在即時競標系統利用伽瑪分佈預測廣告成交價

Abstract

在廣告即時競標系統(Real-Time Bidding)中，預測廣告成交價以用來評估競標花費成本及決定競標價錢對DSP (Demand-Side Platform)的競標策略而言是一個相當重要的問題。目前的方法是利用設限線性回歸(censored linear regression)同時考慮贏的和輸的競標資料在預測廣告成交價上。傳統的線性回歸模型是以常態分佈為基礎，但是廣告成交價只會是正值，而且很難將常態分佈和廣告成交價之間用物理意義聯想一起。因此，我們認為常態分佈對廣告成交價的預測並不適合。在這篇論文中，我們提出了以伽瑪分佈為基礎的線性回歸模型(Gamma-based linear regression)，此模型也同時考慮贏的和輸的競標資訊。為了從競標資訊中找出我們模型的參數，我們採用兩階段的方法，讓我們可以簡易地得到我們需要的參數，除此之外，為了加快收斂的速度，我們也設計多種啟發式(heuristic)方法用於初始參數的設定。從實驗結果顯示，我們的方法在兩個實際的資料中都比目前的方法更適合用來評估廣告成交價。

In Real-time Bidding (RTB) advertising, estimating winning price is an important problem to estimate the bid cost and to determine the bid price of auctions in the bidding strategy on Demand-Side Platforms(DSPs).

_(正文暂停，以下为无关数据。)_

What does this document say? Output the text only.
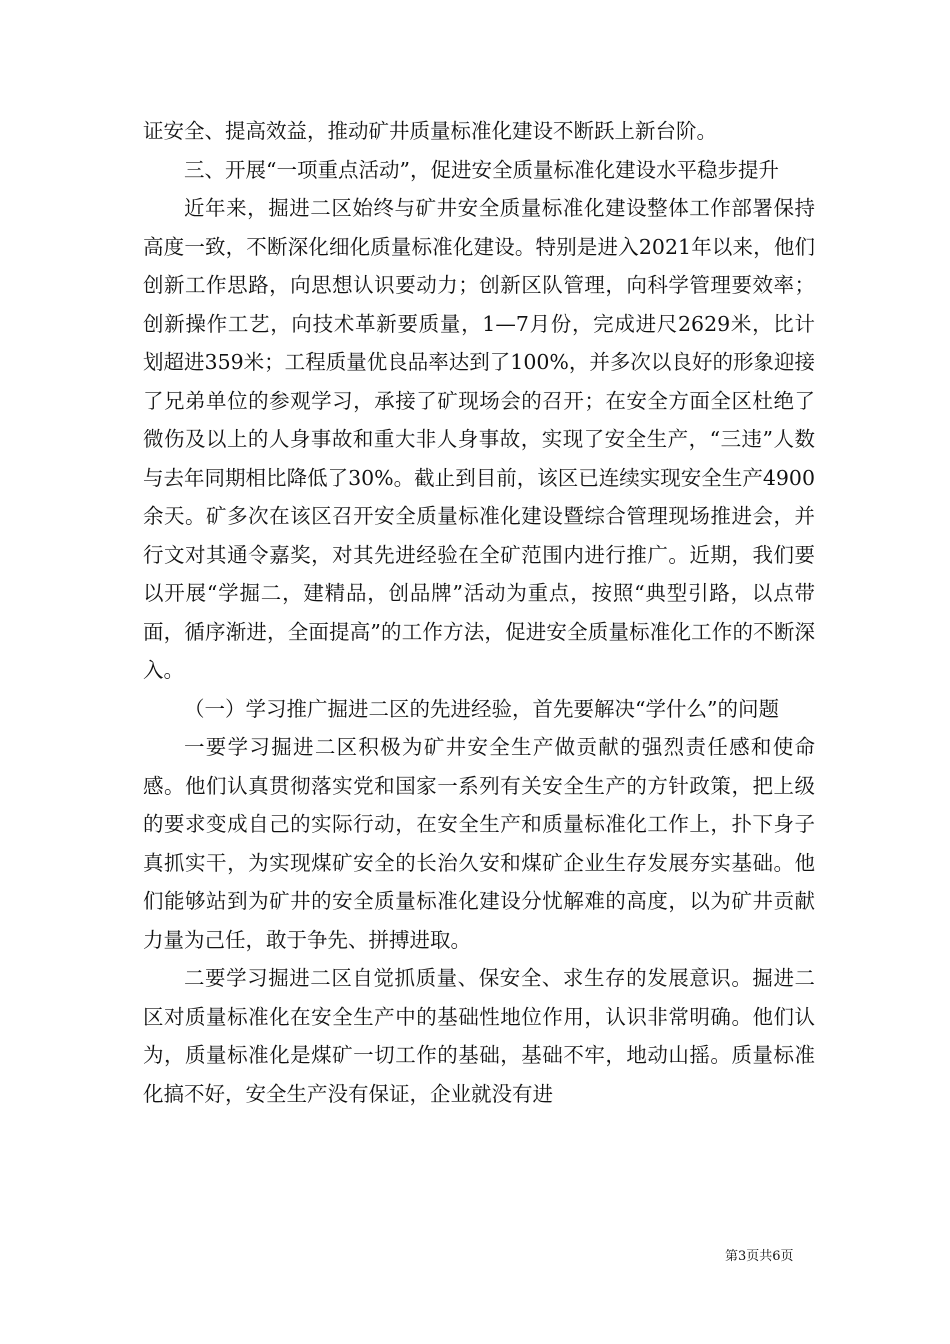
证安全、提高效益，推动矿井质量标准化建设不断跃上新台阶。

三、开展“一项重点活动”，促进安全质量标准化建设水平稳步提升

近年来，掘进二区始终与矿井安全质量标准化建设整体工作部署保持高度一致，不断深化细化质量标准化建设。特别是进入2021年以来，他们创新工作思路，向思想认识要动力；创新区队管理，向科学管理要效率；创新操作工艺，向技术革新要质量，1—7月份，完成进尺2629米，比计划超进359米；工程质量优良品率达到了100%，并多次以良好的形象迎接了兄弟单位的参观学习，承接了矿现场会的召开；在安全方面全区杜绝了微伤及以上的人身事故和重大非人身事故，实现了安全生产，“三违”人数与去年同期相比降低了30%。截止到目前，该区已连续实现安全生产4900余天。矿多次在该区召开安全质量标准化建设暨综合管理现场推进会，并行文对其通令嘉奖，对其先进经验在全矿范围内进行推广。近期，我们要以开展“学掘二，建精品，创品牌”活动为重点，按照“典型引路，以点带面，循序渐进，全面提高”的工作方法，促进安全质量标准化工作的不断深入。

（一）学习推广掘进二区的先进经验，首先要解决“学什么”的问题

一要学习掘进二区积极为矿井安全生产做贡献的强烈责任感和使命感。他们认真贯彻落实党和国家一系列有关安全生产的方针政策，把上级的要求变成自己的实际行动，在安全生产和质量标准化工作上，扑下身子真抓实干，为实现煤矿安全的长治久安和煤矿企业生存发展夯实基础。他们能够站到为矿井的安全质量标准化建设分忧解难的高度，以为矿井贡献力量为己任，敢于争先、拼搏进取。

二要学习掘进二区自觉抓质量、保安全、求生存的发展意识。掘进二区对质量标准化在安全生产中的基础性地位作用，认识非常明确。他们认为，质量标准化是煤矿一切工作的基础，基础不牢，地动山摇。质量标准化搞不好，安全生产没有保证，企业就没有进

第3页共6页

The state-of-the-art approaches utilize censored linear regression for winning price estimation by considering both successful and failure bid records. However, the traditional regression models are based on Gaussian distribution. We argue that the Gaussian distribution is not suitable for winning price estimation since the winning price is always positive and it is hard to link the physical meaning between Gaussian distribution and the winning price. In this paper, we propose a Gamma-based linear regression model which also considers both successful and failure bid records for the winning price estimation. To derive the parameters of our proposed model based on bid records, we adopt a two-step approach to simply derive the parameters. Furthermore, to reduce the number of iterations, we also provide several heuristic methods for initial parameter setting. The experimental results demonstrate that our approach is effective to estimate the winning price than the state-of-the-art approaches in two real datasets.